그 뒤 결과를 concatenation하고 Batch normalization을 거친 결과와, shake branch를 거쳐 나온 결과를 element-wise로 더하여 하나의 shake block의 출력을 구하게 됩니다. 이렇게 되면 하나의 shake block을 거친 것이고, 이렇게 4개의 shake block을 거치고서야 하나의 shake stage를 거치게 되는 것입니다. 3개의 shake stage를 거치면 전체 ShakeNet의 몸통 부분을 전부 수행하게 됩니다.

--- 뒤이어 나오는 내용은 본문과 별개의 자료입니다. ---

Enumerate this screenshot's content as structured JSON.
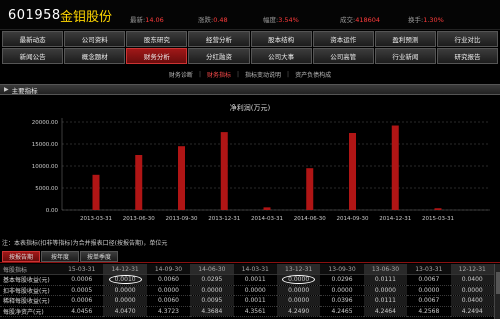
{
  "stock": {
    "code": "601958",
    "name": "金钼股份",
    "quotes": [
      {
        "label": "最新:",
        "value": "14.06"
      },
      {
        "label": "涨跌:",
        "value": "0.48"
      },
      {
        "label": "幅度:",
        "value": "3.54%"
      },
      {
        "label": "成交:",
        "value": "418604"
      },
      {
        "label": "换手:",
        "value": "1.30%"
      }
    ]
  },
  "nav": {
    "row1": [
      "最新动态",
      "公司资料",
      "股东研究",
      "经营分析",
      "股本结构",
      "资本运作",
      "盈利预测",
      "行业对比"
    ],
    "row2": [
      "新闻公告",
      "概念题材",
      "财务分析",
      "分红融资",
      "公司大事",
      "公司高管",
      "行业新闻",
      "研究报告"
    ],
    "active": "财务分析"
  },
  "subtabs": {
    "items": [
      "财务诊断",
      "财务指标",
      "指标变动说明",
      "资产负债构成"
    ],
    "selected": "财务指标"
  },
  "section": {
    "title": "主要指标"
  },
  "chart_data": {
    "type": "bar",
    "title": "净利润(万元)",
    "categories": [
      "2013-03-31",
      "2013-06-30",
      "2013-09-30",
      "2013-12-31",
      "2014-03-31",
      "2014-06-30",
      "2014-09-30",
      "2014-12-31",
      "2015-03-31"
    ],
    "values": [
      8000,
      12500,
      14500,
      17700,
      600,
      9500,
      17500,
      19200,
      400
    ],
    "yticks": [
      "20000.00",
      "15000.00",
      "10000.00",
      "5000.00",
      "0.00"
    ],
    "ylim": [
      0,
      20000
    ],
    "bar_color": "#b01515",
    "grid": true
  },
  "note": "注：本表指标(扣非等指标)为合并报表口径(按报告期)，单位元",
  "bottom_tabs": {
    "items": [
      "按报告期",
      "按年度",
      "按单季度"
    ],
    "active": "按报告期"
  },
  "table": {
    "header": [
      "每股指标",
      "15-03-31",
      "14-12-31",
      "14-09-30",
      "14-06-30",
      "14-03-31",
      "13-12-31",
      "13-09-30",
      "13-06-30",
      "13-03-31",
      "12-12-31"
    ],
    "rows": [
      [
        "基本每股收益(元)",
        "0.0006",
        "0.0010",
        "0.0060",
        "0.0295",
        "0.0011",
        "0.0000",
        "0.0296",
        "0.0111",
        "0.0067",
        "0.0400"
      ],
      [
        "扣非每股收益(元)",
        "0.0005",
        "0.0000",
        "0.0000",
        "0.0000",
        "0.0000",
        "0.0000",
        "0.0000",
        "0.0000",
        "0.0000",
        "0.0000"
      ],
      [
        "稀释每股收益(元)",
        "0.0006",
        "0.0000",
        "0.0060",
        "0.0095",
        "0.0011",
        "0.0000",
        "0.0396",
        "0.0111",
        "0.0067",
        "0.0400"
      ],
      [
        "每股净资产(元)",
        "4.0456",
        "4.0470",
        "4.3723",
        "4.3684",
        "4.3561",
        "4.2490",
        "4.2465",
        "4.2464",
        "4.2568",
        "4.2494"
      ]
    ]
  }
}
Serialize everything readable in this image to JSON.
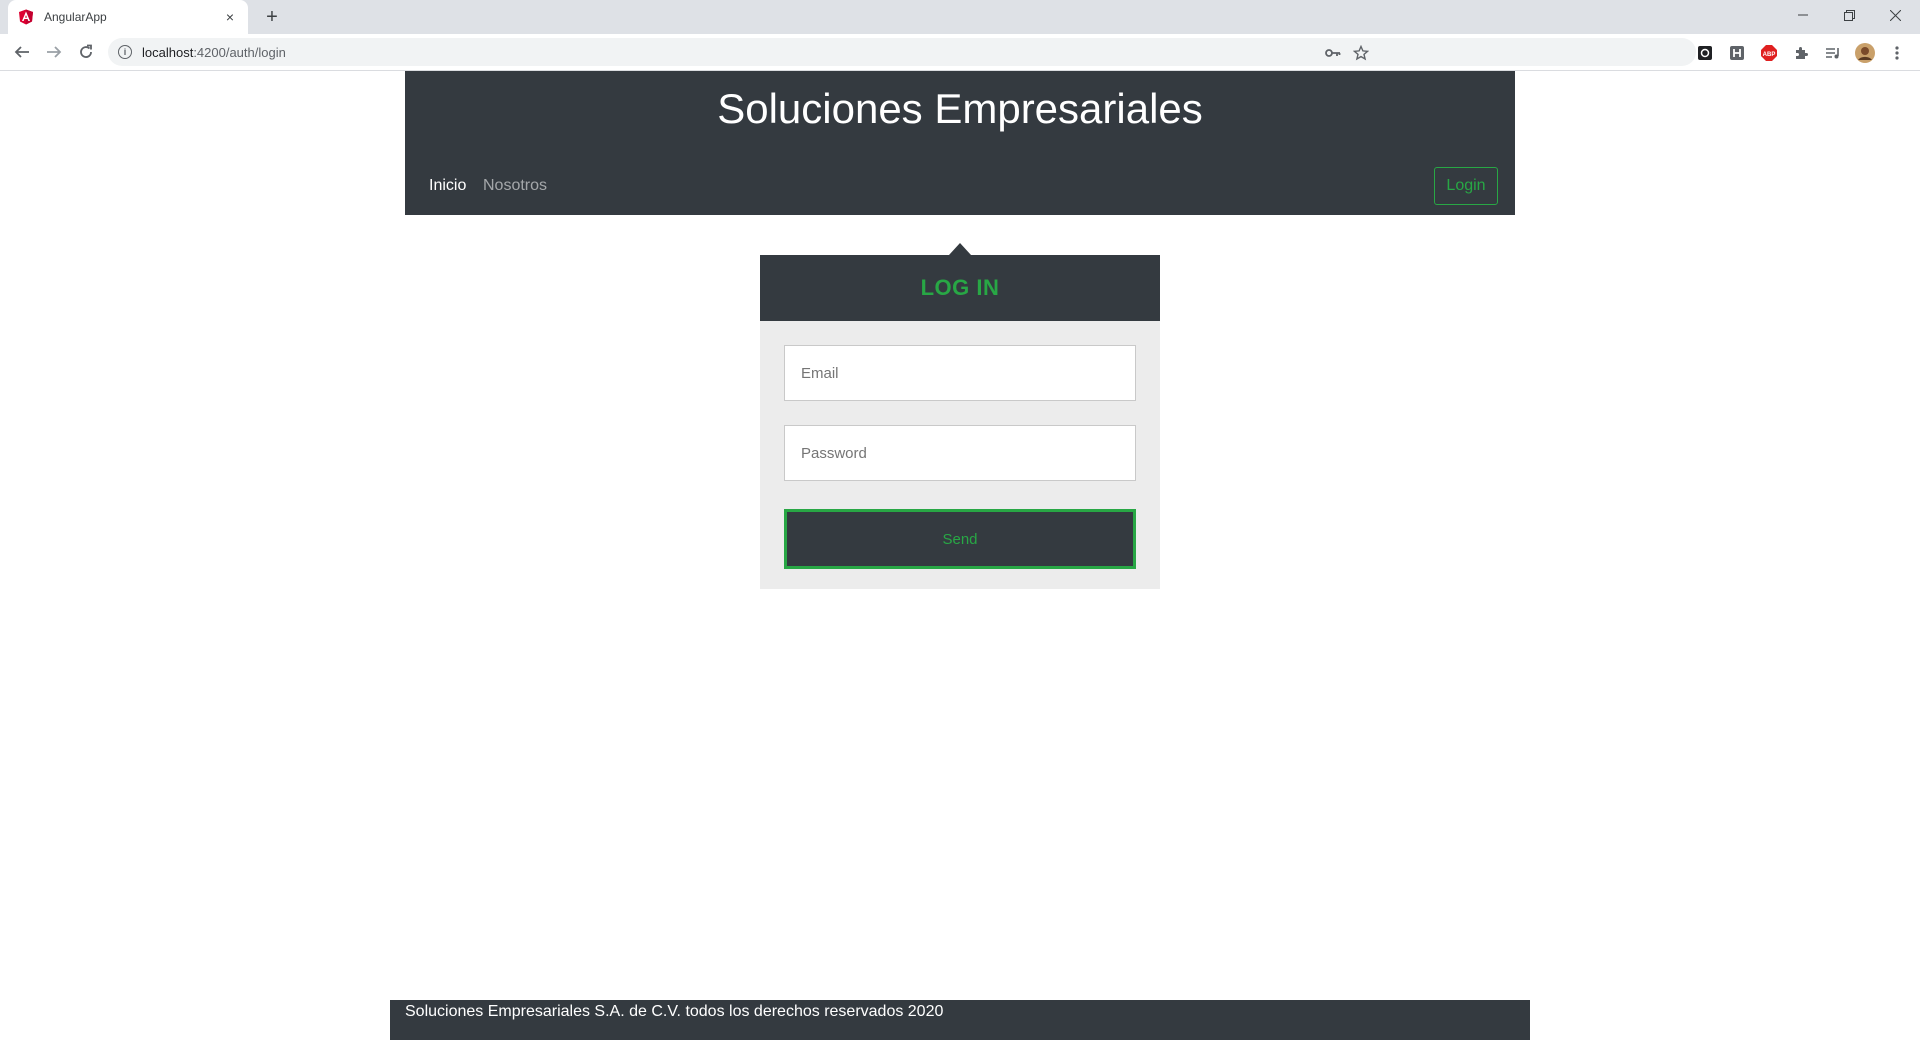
{
  "browser": {
    "tab_title": "AngularApp",
    "tab_close": "×",
    "new_tab": "+",
    "url_host": "localhost",
    "url_path": ":4200/auth/login",
    "icons": [
      "angular-favicon",
      "back-arrow-icon",
      "forward-arrow-icon",
      "reload-icon",
      "info-icon",
      "key-icon",
      "star-icon",
      "extension-icons",
      "puzzle-icon",
      "media-icon",
      "profile-avatar",
      "menu-dots-icon"
    ]
  },
  "header": {
    "title": "Soluciones Empresariales",
    "nav": [
      {
        "label": "Inicio",
        "active": true
      },
      {
        "label": "Nosotros",
        "active": false
      }
    ],
    "login_button": "Login"
  },
  "login_form": {
    "title": "LOG IN",
    "email_placeholder": "Email",
    "password_placeholder": "Password",
    "submit_label": "Send"
  },
  "footer": {
    "text": "Soluciones Empresariales S.A. de C.V. todos los derechos reservados 2020"
  },
  "colors": {
    "dark": "#343a40",
    "accent": "#28a745",
    "card_bg": "#ececec"
  }
}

그래서 CIFAR-10의 base network인 26 2x32d ResNet의 depth 값인 26은 첫 3x3 convolution layer와 마지막 fully-connected layer에 3개의 shake stage, 각 stage는 4개의 shake block, 각 block에는 2개의 convolution layer로 이루어져 있어 3 * 4 * 2 = 24개의 layer로 구성이 되어있는 것을 의미하게 됩니다. 이번 포스팅에서는 depth 값이 26인 경우만 다루지만, 혹시 depth를 늘리거나 줄이고 싶으신 분은 shake stage의 개수를 조절하거나, shake block의 개수를 조절하거나 각 block안의 연산들을 조절하시면 depth 값을 줄이거나 늘릴 수 있을 것입니다.

다음 설명드릴 부분은 shake branch의 randomness를 주는 스칼라 값인 α, 1- α를 어떻게 처리할 지에 대한 부분입니다. 본 논문에서는 다양한 실험 셋팅을 통해 최적의 조합을 찾아냈습니다.

Forward pass
- Even / Shake
Backward pass
- Even / Shake / Keep
Mini-batch update rule
- Image / Batch

우선 Forward pass에서는 α 값을 0.5로 고정하는 “Even” 방식과, random 스칼라 값을 사용하는 “Shake” 방식으로 나뉩니다. Backward pass에서는 마찬가지로 β 값을 0.5로 고정하는 “Even” 방식과 random 스칼라 값을 사용하는 “Shake” 방식, forward pass에서 사용했던 α 값을 그대로 β 값으로 사용하는 “Keep” 방식으로 나뉩니다. 마지막으로 Mini-batch를 update해줄 때 각 배치의 이미지마다 다른 α, β 값을 사용하는 “Image” 방식과 하나의 mini-batch에서 같은 α, β 값을 사용하는 “Batch” 방식으로 나뉩니다.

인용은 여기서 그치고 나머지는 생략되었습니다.